As part of Strand 1 of the Past in its Place project – Speaking with the Dead – I am writing (with my PhD student Ruth Nugent about cremation and cathedrals) in England and Wales.

In considering cathedrals as environments for ongoing literary and material engagements between the living and the dead, it would be easy to dismiss the last 150 years as a time of commemorative decline. Scholarship on monuments and memorials bears out this impression. After all, the vast majority of scholarly research on cathedral memorials has focused on medieval shrines and effigies, early modern mural monuments, and sometimes the grandiose edifices of Victorian clergy.

Our research suggests the contrary. By looking at a sample of English and Welsh cathedrals to reveal wider trends and practices in cathedral commemoration, the Speaking with the Dead project has identified that cathedrals have sustained and adapted themselves as nodes in a complex topography for remembering the dead. While burial in cathedrals has all but ceased in the late 19th century, cenotaphs to bodies interred elsewhere, and memorials to the cremated dead, persist as key dimensions of how cathedrals operate as places of memory. Furthermore, the ashes of the cremated dead have, during the 20th century, increasingly reached into cathedral commemorative environments long denied to unburned cadavers following Victorian legislation against intramural and inner-city burial.

While lengthy, eloquent epitaphs are all but absent, this memorial tradition remains textual, in an abrupt, formulaic and thus powerful and conservative fashion. Furthermore, these memorials gain their significance both individually and collectively, through their integration into the pre-existing fabric of medieval buildings and their surroundings. Memorials to the cremated dead also gain significance through their close association and reuse of far older aisles, chapels, monuments and memorials: often place side-by-side with the tombs of medieval bishops and Jacobean aristocrats.

How are the cremated dead memorialised through materials, texts and spaces in and around the modern cathedral?

  1. Churches and cathedrals have a long tradition of cenotaphic memorialisation since the Middle Ages, with memorials situated on/in walls, windows, floors and fittings (such as pews and lecterns) displaced from the bodies subject to commemoration. In many ways, memorials to the cremated dead are incorporated into this long tradition of memorialisation without the body that persists to the present dayFig 1a - Canterbury
  2. Long before cremation came back into fashion, cremation was implied in cathedral architecture from the late sixteenth century through to the nineteenth century.

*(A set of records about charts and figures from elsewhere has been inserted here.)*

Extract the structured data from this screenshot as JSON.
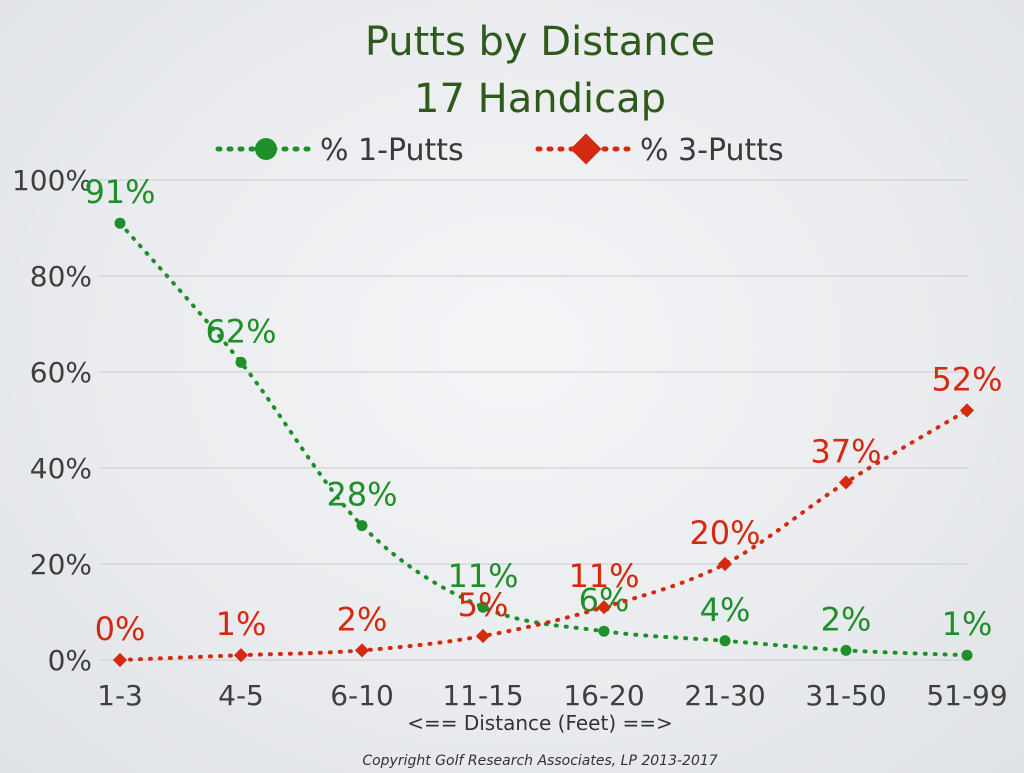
{
  "colors": {
    "series1": "#1f8f2a",
    "series2": "#d42a10",
    "title": "#2e5a1c"
  },
  "chart_data": {
    "type": "line",
    "title": "Putts by Distance",
    "subtitle": "17 Handicap",
    "xlabel": "<== Distance (Feet) ==>",
    "ylabel": "",
    "categories": [
      "1-3",
      "4-5",
      "6-10",
      "11-15",
      "16-20",
      "21-30",
      "31-50",
      "51-99"
    ],
    "yticks": [
      "0%",
      "20%",
      "40%",
      "60%",
      "80%",
      "100%"
    ],
    "ylim": [
      0,
      100
    ],
    "grid": true,
    "legend_position": "top",
    "series": [
      {
        "name": "% 1-Putts",
        "marker": "circle",
        "values": [
          91,
          62,
          28,
          11,
          6,
          4,
          2,
          1
        ],
        "labels": [
          "91%",
          "62%",
          "28%",
          "11%",
          "6%",
          "4%",
          "2%",
          "1%"
        ]
      },
      {
        "name": "% 3-Putts",
        "marker": "diamond",
        "values": [
          0,
          1,
          2,
          5,
          11,
          20,
          37,
          52
        ],
        "labels": [
          "0%",
          "1%",
          "2%",
          "5%",
          "11%",
          "20%",
          "37%",
          "52%"
        ]
      }
    ]
  },
  "footer": {
    "copyright": "Copyright Golf Research Associates, LP 2013-2017"
  }
}
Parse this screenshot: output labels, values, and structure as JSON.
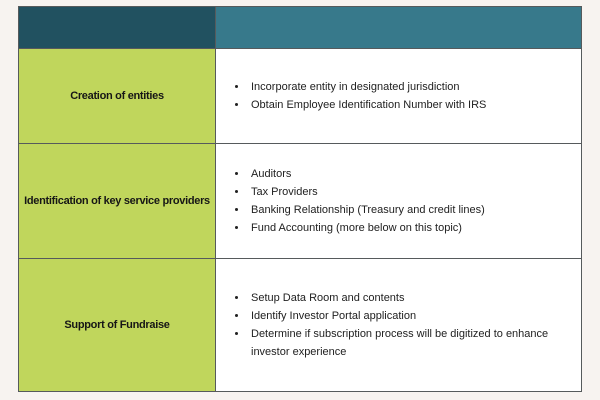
{
  "page": {
    "background": "#f7f3f0"
  },
  "table": {
    "colors": {
      "header_left": "#215160",
      "header_right": "#37798b",
      "label_bg": "#c0d65c",
      "border": "#565a5c",
      "content_bg": "#ffffff",
      "text": "#212121"
    },
    "header": {
      "left_label": "",
      "right_label": ""
    },
    "rows": [
      {
        "label": "Creation of entities",
        "items": [
          "Incorporate entity in designated jurisdiction",
          "Obtain Employee Identification Number with IRS"
        ]
      },
      {
        "label": "Identification of key service providers",
        "items": [
          "Auditors",
          "Tax Providers",
          "Banking Relationship (Treasury and credit lines)",
          "Fund Accounting (more below on this topic)"
        ]
      },
      {
        "label": "Support of Fundraise",
        "items": [
          "Setup Data Room and contents",
          "Identify Investor Portal application",
          "Determine if subscription process will be digitized to enhance investor experience"
        ]
      }
    ]
  }
}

Mural monuments to aristocrats, and later regimental and war memorials, depict the hero’s tomb, flaming urns articulating the ascension of the soul to Heaven, lidded urns implying the idea of ashes therein, and torches used in antiquity to ignite funerary pyres.

    Fig 2a - Lichfield
    One of many neo-classical allusions to cremation in cathedral contexts
  3. Since the late 19th century, memorials to burials in cathedrals become exceptional, yet memorials to bodies and ashes interred elsewhere persist. Many of the memorials in cathedrals allude indirectly to individuals who were cremated upon death. Only upon rare occasions is there an explicit reference to the memorialisation of ashes interred elsewhere.

    Fig 3a - Chester
    Memorial citing ashes interred in the Chester Cathedral garden of remembrance
  4. As cremation rose in popularity during the 20th century, interments of ashes for those closely connected to the cathedral were permitted beneath floor surfaces. In rare cases, this is made explicit in the text of the memorial, but far more often it is implied by the small size of the memorial and its location.

    Fig 4a - Norwich
    A rare explicit instance of a memorial covering cremated human remains in the modern cathedral
  5. During the twentieth centuries, burial grounds within cloister gardens either persisted, or were reused, to receive the interment and/or scattering of ashes. The walls and windows of cloisters continued to receive memorials to those whose ashes were scattered or interred therein, adapting a long existing cenotaphic memorial tradition.

    Fig 5a - St Davids
    Ashes in the cloister
  6. Both the long-defunct and still-operational burial grounds around cathedrals have been revitalised as spaces for ash dispersal, interment through burial plots and gardens of remembrance.

    Fig 6a - Llandaff
    Llandaff Cathedral’s garden of remembrance
  7. Cathedrals are almost always situated in close proximity to one or more suburban cemeteries and crematoria built during the late 19th, early 20th or (most often) late 20th centuries. The funerals and memorial notable individuals and military groups have linked these spaces together.

In summary, despite the traditional ambivalence of many sections of Anglicanism to the rise of cremation, the disposal of the dead by fire has had a long-term impact, as idea and reality, on the commemoration of the cathedral dead since the early modern period and in particular during the 20th and early 21st centuries.